Psychological and physiological effects of MDMA ("Ecstasy") after pretreatment with the 5-HT(2) antagonist ketanserin in healthy humans.

MDMA (3,4-methylenedioxymethamphetamine, "Ecstasy") mainly releases serotonin and dopamine. In animals, pretreatment with 5-HT(2) antagonists has been shown to attenuate neurochemical and behavioral effects of MDMA. In humans, the role of 5-HT(2) receptors in the action of MDMA has not been studied.

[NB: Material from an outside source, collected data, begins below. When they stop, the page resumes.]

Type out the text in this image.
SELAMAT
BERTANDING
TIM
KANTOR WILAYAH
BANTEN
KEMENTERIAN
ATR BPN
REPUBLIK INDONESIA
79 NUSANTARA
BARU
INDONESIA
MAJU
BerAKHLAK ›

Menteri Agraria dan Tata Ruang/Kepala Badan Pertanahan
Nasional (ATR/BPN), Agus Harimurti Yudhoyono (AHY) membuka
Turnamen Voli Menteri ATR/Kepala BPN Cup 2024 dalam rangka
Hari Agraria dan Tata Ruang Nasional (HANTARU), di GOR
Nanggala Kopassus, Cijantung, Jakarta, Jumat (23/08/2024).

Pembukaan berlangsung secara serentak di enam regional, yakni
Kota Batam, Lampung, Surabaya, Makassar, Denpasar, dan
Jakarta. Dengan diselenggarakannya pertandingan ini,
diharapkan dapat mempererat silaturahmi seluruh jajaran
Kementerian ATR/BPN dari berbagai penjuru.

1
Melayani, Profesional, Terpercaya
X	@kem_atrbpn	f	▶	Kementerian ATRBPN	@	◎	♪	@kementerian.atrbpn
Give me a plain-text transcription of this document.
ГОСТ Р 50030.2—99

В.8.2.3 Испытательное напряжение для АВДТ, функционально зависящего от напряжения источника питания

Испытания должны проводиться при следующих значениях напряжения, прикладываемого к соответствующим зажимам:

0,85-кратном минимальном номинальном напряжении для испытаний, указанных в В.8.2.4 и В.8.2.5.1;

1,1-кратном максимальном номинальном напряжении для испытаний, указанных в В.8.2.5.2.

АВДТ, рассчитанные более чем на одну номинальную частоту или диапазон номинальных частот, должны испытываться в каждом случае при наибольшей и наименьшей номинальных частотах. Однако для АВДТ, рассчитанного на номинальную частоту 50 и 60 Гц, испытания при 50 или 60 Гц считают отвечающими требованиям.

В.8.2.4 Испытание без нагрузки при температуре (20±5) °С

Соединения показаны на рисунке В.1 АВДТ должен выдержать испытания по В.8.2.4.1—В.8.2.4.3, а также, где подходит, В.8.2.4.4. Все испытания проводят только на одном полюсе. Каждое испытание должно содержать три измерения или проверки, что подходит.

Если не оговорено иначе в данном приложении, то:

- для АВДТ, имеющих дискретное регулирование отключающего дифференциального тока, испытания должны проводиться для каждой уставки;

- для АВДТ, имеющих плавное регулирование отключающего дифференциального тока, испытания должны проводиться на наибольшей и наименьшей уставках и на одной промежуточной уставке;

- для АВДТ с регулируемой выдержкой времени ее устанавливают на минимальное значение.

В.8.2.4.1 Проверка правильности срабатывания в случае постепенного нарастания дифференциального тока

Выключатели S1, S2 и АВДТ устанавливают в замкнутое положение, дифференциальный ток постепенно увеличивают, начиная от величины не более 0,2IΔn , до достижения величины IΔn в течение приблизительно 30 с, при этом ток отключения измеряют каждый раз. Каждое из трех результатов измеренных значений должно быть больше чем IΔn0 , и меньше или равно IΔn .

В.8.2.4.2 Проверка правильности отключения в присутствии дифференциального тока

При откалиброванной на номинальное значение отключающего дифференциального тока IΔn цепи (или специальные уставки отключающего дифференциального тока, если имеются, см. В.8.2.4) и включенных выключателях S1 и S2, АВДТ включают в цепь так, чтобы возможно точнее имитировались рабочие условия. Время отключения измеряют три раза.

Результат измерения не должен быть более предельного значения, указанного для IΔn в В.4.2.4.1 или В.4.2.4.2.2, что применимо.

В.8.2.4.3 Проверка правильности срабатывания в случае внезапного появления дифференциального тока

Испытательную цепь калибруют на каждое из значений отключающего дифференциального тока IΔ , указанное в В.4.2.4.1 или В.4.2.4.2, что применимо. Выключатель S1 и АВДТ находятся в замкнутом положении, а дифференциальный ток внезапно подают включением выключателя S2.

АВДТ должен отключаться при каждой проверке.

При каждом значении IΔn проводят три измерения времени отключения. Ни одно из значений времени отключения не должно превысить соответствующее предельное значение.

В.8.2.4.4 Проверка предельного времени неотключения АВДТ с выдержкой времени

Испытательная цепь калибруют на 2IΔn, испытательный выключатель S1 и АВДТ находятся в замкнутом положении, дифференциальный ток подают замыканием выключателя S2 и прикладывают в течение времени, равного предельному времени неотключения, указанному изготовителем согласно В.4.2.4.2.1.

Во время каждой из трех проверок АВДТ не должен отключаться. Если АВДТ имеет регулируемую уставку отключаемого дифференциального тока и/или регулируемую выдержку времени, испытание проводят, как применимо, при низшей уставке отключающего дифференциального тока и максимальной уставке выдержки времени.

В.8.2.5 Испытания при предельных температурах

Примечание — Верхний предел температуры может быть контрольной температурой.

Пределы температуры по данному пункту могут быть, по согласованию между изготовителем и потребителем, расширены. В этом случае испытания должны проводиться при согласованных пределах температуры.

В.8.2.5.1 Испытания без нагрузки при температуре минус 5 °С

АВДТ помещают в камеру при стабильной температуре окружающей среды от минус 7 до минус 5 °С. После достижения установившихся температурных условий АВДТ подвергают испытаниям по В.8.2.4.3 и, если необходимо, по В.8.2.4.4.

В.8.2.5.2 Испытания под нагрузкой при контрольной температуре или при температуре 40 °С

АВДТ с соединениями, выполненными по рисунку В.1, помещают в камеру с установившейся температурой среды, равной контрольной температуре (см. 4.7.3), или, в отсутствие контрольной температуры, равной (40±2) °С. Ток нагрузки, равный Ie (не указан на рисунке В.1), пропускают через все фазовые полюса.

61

We investigated the effect of pretreatment with the 5-HT(2A/C) antagonist ketanserin (50 mg p.o.) on subjective responses to MDMA (1.5 mg/kg p.o.) in 14 healthy volunteers using a double-blind placebo-controlled within-subject design. Subjective effects were rated by psychometric rating scales. Physiological effects measured were blood pressure, heart rate, and body temperature. Adverse effects were assessed during the sessions, and after one and three days. Ketanserin attenuated MDMA-induced perceptual changes, emotional excitation, and acute adverse responses but had little effect on MDMA-induced positive mood, well-being, extroversion, and short-term sequelae. Body temperature was lower under MDMA plus ketanserin compared to MDMA alone. The results suggest a contributing role for 5-HT(2) receptors in the action of MDMA in humans.